Sheffield Molecular Genetics Facility

Sheffield Molecular Genetics Facility

Bird sex-typing using genetic markers

by Deborah Dawson (D.A.Dawson @Sheffield.ac.uk)

Technical Details

For the confident assignment of sex in non-ratite birds we recommend that both the Griffiths et al. (1998: P2/P8) and Fridolfsson and Ellegren (1999: 2550F/2718R) sexing primers should initially be tested in order to identify the primers best suited to the study species.

Primer sequences:

Griffiths et al. (1998: P2/P8)
P2 = 5'-TCT GCA TCG CTA AAT CCT TT-3'
P8 = 5'-CTC CCA AGG ATG AGR AAY TG-3'

Fridolfsson and Ellegren (1999: 2550F/2718R)
2550F = 5'-GTT ACT GAT TCG TCT ACG AGA-3'
2718R = 5'-ATT GAA ATG ATC CAG TGC TTG-3'

The usual protocol adopted by the Sheffield Molecular Genetics Facility is detailed here.

DNA was extracted from blood following Bruford et al. (1998). Each 10-µl reaction contained about 50 ng of genomic DNA, 1 µM of each primer and 0.25 units Taq DNA polymerase (ThermoprimePlus, Advanced Biotechnologies) in the manufacturer’s buffer (final concentrations 20 mM (NH4)2SO4, 75 mM Tris-HCl pH 9.0, 0.01% (w/v) Tween), including 2.0 mM MgCl2 and 0.2 mM of each dNTP. PCR amplification was performed in a Hybaid Touchdown thermal cycler.
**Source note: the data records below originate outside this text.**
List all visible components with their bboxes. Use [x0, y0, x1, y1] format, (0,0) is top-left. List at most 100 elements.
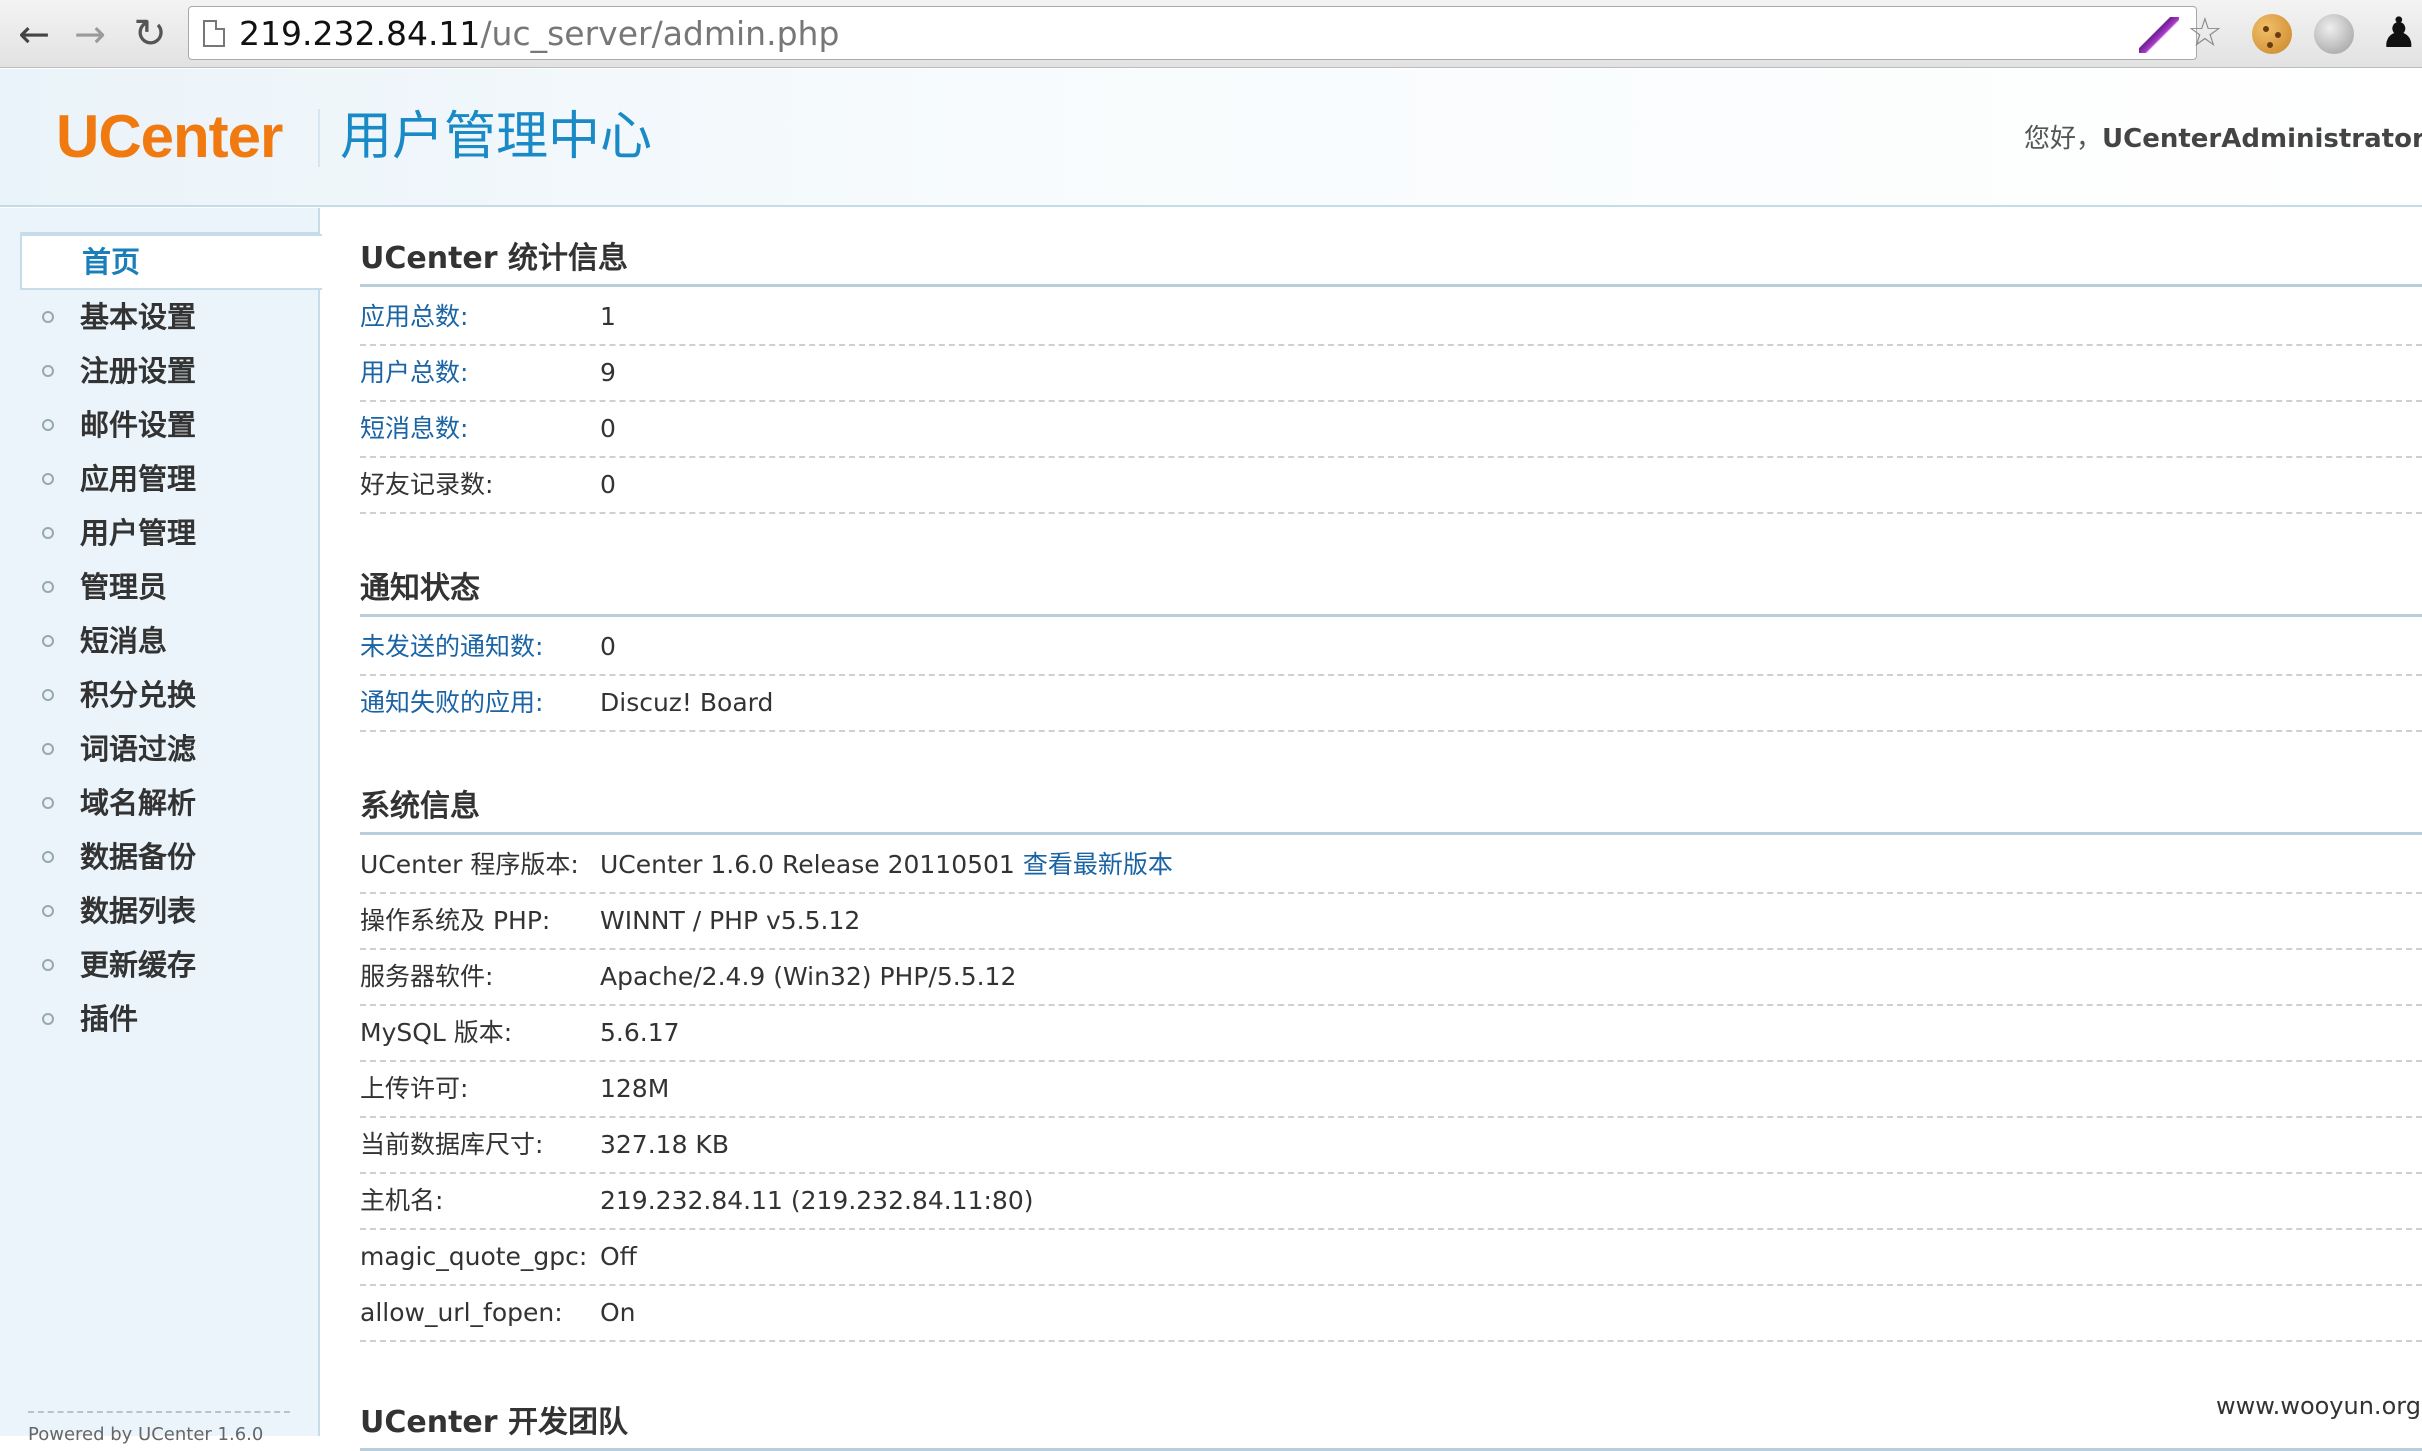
system-label: 操作系统及 PHP:: [360, 906, 551, 935]
back-arrow-icon[interactable]: ←: [10, 10, 58, 58]
sidebar-item-user-management[interactable]: 用户管理: [0, 506, 320, 560]
app-title: 用户管理中心: [340, 107, 653, 167]
stats-row: 好友记录数: 0: [360, 458, 2422, 514]
reload-icon[interactable]: ↻: [126, 10, 174, 58]
sidebar-item-label: 管理员: [80, 570, 168, 604]
notify-value: 0: [600, 632, 616, 661]
ucenter-logo[interactable]: UCenter: [56, 101, 283, 173]
system-row: 服务器软件: Apache/2.4.9 (Win32) PHP/5.5.12: [360, 950, 2422, 1006]
system-value: 327.18 KB: [600, 1130, 729, 1159]
url-path: /uc_server/admin.php: [480, 14, 840, 53]
system-label: 当前数据库尺寸:: [360, 1130, 544, 1159]
stat-label: 好友记录数:: [360, 470, 494, 499]
stat-value: 0: [600, 414, 616, 443]
stat-label[interactable]: 用户总数:: [360, 346, 468, 400]
version-text: UCenter 1.6.0 Release 20110501: [600, 850, 1015, 879]
sidebar-item-label: 注册设置: [80, 354, 197, 388]
notify-row: 通知失败的应用: Discuz! Board: [360, 676, 2422, 732]
stats-row: 短消息数: 0: [360, 402, 2422, 458]
pen-icon[interactable]: [2139, 17, 2179, 53]
circle-bullet-icon: [42, 365, 54, 377]
sidebar-item-home[interactable]: 首页: [20, 234, 322, 290]
circle-bullet-icon: [42, 689, 54, 701]
cookie-icon[interactable]: [2252, 14, 2292, 54]
circle-bullet-icon: [42, 797, 54, 809]
circle-bullet-icon: [42, 419, 54, 431]
sidebar-item-label: 用户管理: [80, 516, 197, 550]
stat-label[interactable]: 短消息数:: [360, 402, 468, 456]
menu-top-line: [20, 208, 320, 234]
app-header: UCenter 用户管理中心 您好，UCenterAdministrator […: [0, 69, 2422, 207]
check-latest-version-link[interactable]: 查看最新版本: [1023, 850, 1173, 879]
sidebar-item-label: 数据列表: [80, 894, 197, 928]
circle-bullet-icon: [42, 1013, 54, 1025]
sidebar-item-app-management[interactable]: 应用管理: [0, 452, 320, 506]
notify-row: 未发送的通知数: 0: [360, 620, 2422, 676]
system-label: 服务器软件:: [360, 962, 494, 991]
sidebar-item-label: 短消息: [80, 624, 168, 658]
circle-bullet-icon: [42, 743, 54, 755]
sidebar-item-administrators[interactable]: 管理员: [0, 560, 320, 614]
sidebar-item-mail-settings[interactable]: 邮件设置: [0, 398, 320, 452]
globe-icon[interactable]: [2314, 14, 2354, 54]
notify-label[interactable]: 通知失败的应用:: [360, 676, 543, 730]
sidebar-item-update-cache[interactable]: 更新缓存: [0, 938, 320, 992]
circle-bullet-icon: [42, 473, 54, 485]
system-value: 128M: [600, 1074, 670, 1103]
stats-row: 应用总数: 1: [360, 290, 2422, 346]
circle-bullet-icon: [42, 851, 54, 863]
sidebar-divider: [28, 1411, 290, 1413]
system-label: 主机名:: [360, 1186, 444, 1215]
system-label: 上传许可:: [360, 1074, 469, 1103]
forward-arrow-icon[interactable]: →: [66, 10, 114, 58]
circle-bullet-icon: [42, 311, 54, 323]
stat-label[interactable]: 应用总数:: [360, 290, 468, 344]
circle-bullet-icon: [42, 527, 54, 539]
notify-value: Discuz! Board: [600, 688, 774, 717]
sidebar-item-plugins[interactable]: 插件: [0, 992, 320, 1046]
system-label: allow_url_fopen:: [360, 1298, 563, 1327]
sidebar-item-basic-settings[interactable]: 基本设置: [0, 290, 320, 344]
stat-value: 9: [600, 358, 616, 387]
system-row: magic_quote_gpc: Off: [360, 1230, 2422, 1286]
username: UCenterAdministrator: [2102, 124, 2422, 154]
user-greeting: 您好，UCenterAdministrator [ 退: [2024, 119, 2422, 159]
notify-label[interactable]: 未发送的通知数:: [360, 620, 543, 674]
url-text[interactable]: 219.232.84.11/uc_server/admin.php: [239, 7, 839, 61]
sidebar-item-data-list[interactable]: 数据列表: [0, 884, 320, 938]
sidebar-item-domain-resolution[interactable]: 域名解析: [0, 776, 320, 830]
sidebar-item-credit-exchange[interactable]: 积分兑换: [0, 668, 320, 722]
star-icon[interactable]: ☆: [2187, 11, 2223, 55]
system-row: allow_url_fopen: On: [360, 1286, 2422, 1342]
sidebar-item-data-backup[interactable]: 数据备份: [0, 830, 320, 884]
system-row: MySQL 版本: 5.6.17: [360, 1006, 2422, 1062]
system-row: 当前数据库尺寸: 327.18 KB: [360, 1118, 2422, 1174]
sidebar-item-short-messages[interactable]: 短消息: [0, 614, 320, 668]
system-section-title: 系统信息: [360, 782, 2422, 835]
system-value: WINNT / PHP v5.5.12: [600, 906, 861, 935]
url-host: 219.232.84.11: [239, 14, 481, 53]
system-value: UCenter 1.6.0 Release 20110501 查看最新版本: [600, 838, 1173, 892]
sidebar-item-label: 更新缓存: [80, 948, 197, 982]
address-bar[interactable]: 219.232.84.11/uc_server/admin.php ☆: [188, 6, 2223, 61]
sidebar-menu: 基本设置 注册设置 邮件设置 应用管理 用户管理 管理员 短消息 积分兑换 词语…: [0, 290, 320, 1046]
page-icon: [203, 20, 225, 47]
sidebar-item-label: 插件: [80, 1002, 139, 1036]
sidebar-item-label: 邮件设置: [80, 408, 197, 442]
notify-section-title: 通知状态: [360, 564, 2422, 617]
main-content: UCenter 统计信息 应用总数: 1 用户总数: 9 短消息数: 0 好友记…: [360, 208, 2422, 1451]
system-value: 219.232.84.11 (219.232.84.11:80): [600, 1186, 1034, 1215]
sidebar-item-label: 域名解析: [80, 786, 197, 820]
sidebar-item-label: 应用管理: [80, 462, 197, 496]
system-value: Apache/2.4.9 (Win32) PHP/5.5.12: [600, 962, 1017, 991]
system-label: UCenter 程序版本:: [360, 850, 579, 879]
system-value: 5.6.17: [600, 1018, 680, 1047]
sidebar-item-word-filter[interactable]: 词语过滤: [0, 722, 320, 776]
browser-toolbar: ← → ↻ 219.232.84.11/uc_server/admin.php …: [0, 0, 2422, 68]
chess-icon[interactable]: ♟: [2380, 8, 2418, 58]
sidebar-item-label: 基本设置: [80, 300, 197, 334]
header-divider: [318, 109, 320, 167]
stat-value: 1: [600, 302, 616, 331]
sidebar-item-register-settings[interactable]: 注册设置: [0, 344, 320, 398]
sidebar-item-label: 数据备份: [80, 840, 197, 874]
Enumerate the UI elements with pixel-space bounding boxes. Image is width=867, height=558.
If the concentration of high quality DNA is low (eg if DNA has been extracted from feathers) the following program should be used (the annealing temparature has been reduced, time at eact temperature and the number of cycles have been increased). In many cases this program is used as the first choice:

The reaction profile used with the Griffiths et al. (1998) P2/P8 primers was:-

94°C 2 minutes
then:
94°C 45 seconds
48°C 45 seconds
72°C 45 seconds
for 40 cycles,

followed by:
72°C for 5 minutes

The reaction profile used with the Fridolfsson and Ellegren (1999) 2550F/2718R primers was:-

94°C 2 minutes
then:
94°C 30 seconds
60°C 30 seconds (reducing by 1°C each cycle),
72°C 30 seconds
for 1 cycle,

94°C 30 seconds
59°C 30 seconds (reducing by 1°C each cycle),
72°C 30 seconds
for 1 cycle,

etc, reducing annealing temperature by 1°C each cycle until..

94°C 30 seconds
51°C 30 seconds (reducing by 1°C each cycle),
72°C 30 seconds
for 1 cycle,

followed by:
94°C 30 seconds
50°C 30 seconds
72°C 30 seconds
for 30 cycles.

followed by:
72°C for 5 minutes

The following profile used with the Griffiths et al. (1998) P2/P8 primers has been used in the past and works well for many species: 94°C 2 min then 94°C 15 s, 50°C 20 s, 72°C 25 s for 40 cycles followed by 72°C for 1 minute.

The PCR products were visualised either on 3% agarose gels stained with ethidium bromide, or on 5-6% polyacrylamide gels stained with silver (Promega) or analysed on an ABI 377 DNA sequencer.

We would also like to draw attention to the potential difficulties in CHD-based molecular sexing caused by the presence of polymorphism such as that identified in auklets (Dawson et al. 2001).

References

Bruford MW, Hanotte O, Brookfield JFY, Burke T (1998) Multilocus and single-locus DNA fingerprinting. In: Molecular Genetic Analysis of Populations: A Practical Approach, 2nd edition, (ed. Hoelzel AR), pp. 287-336. IRL Press, Oxford.

Dawson DA, Darby S, Hunter FM, Krupa AP, Jones IL and Burke T (2001) A critique of CHD-based molecular sexing protocols illustrated by a Z-chromosome polymorphism detected in auklets (Aves: Alcidae, Laridae). Molecular Ecology Notes, 1, 201-204.

Fridolfsson AK and Ellegren H (1999) A simple and universal method for molecular sexing of non-ratite birds. Journal of Avian Biology, 30, 116-121.

Griffiths R, Double MC, Orr K and Dawson RJG (1998) A DNA test to sex most birds. Molecular Ecology, 7, 1071-1075.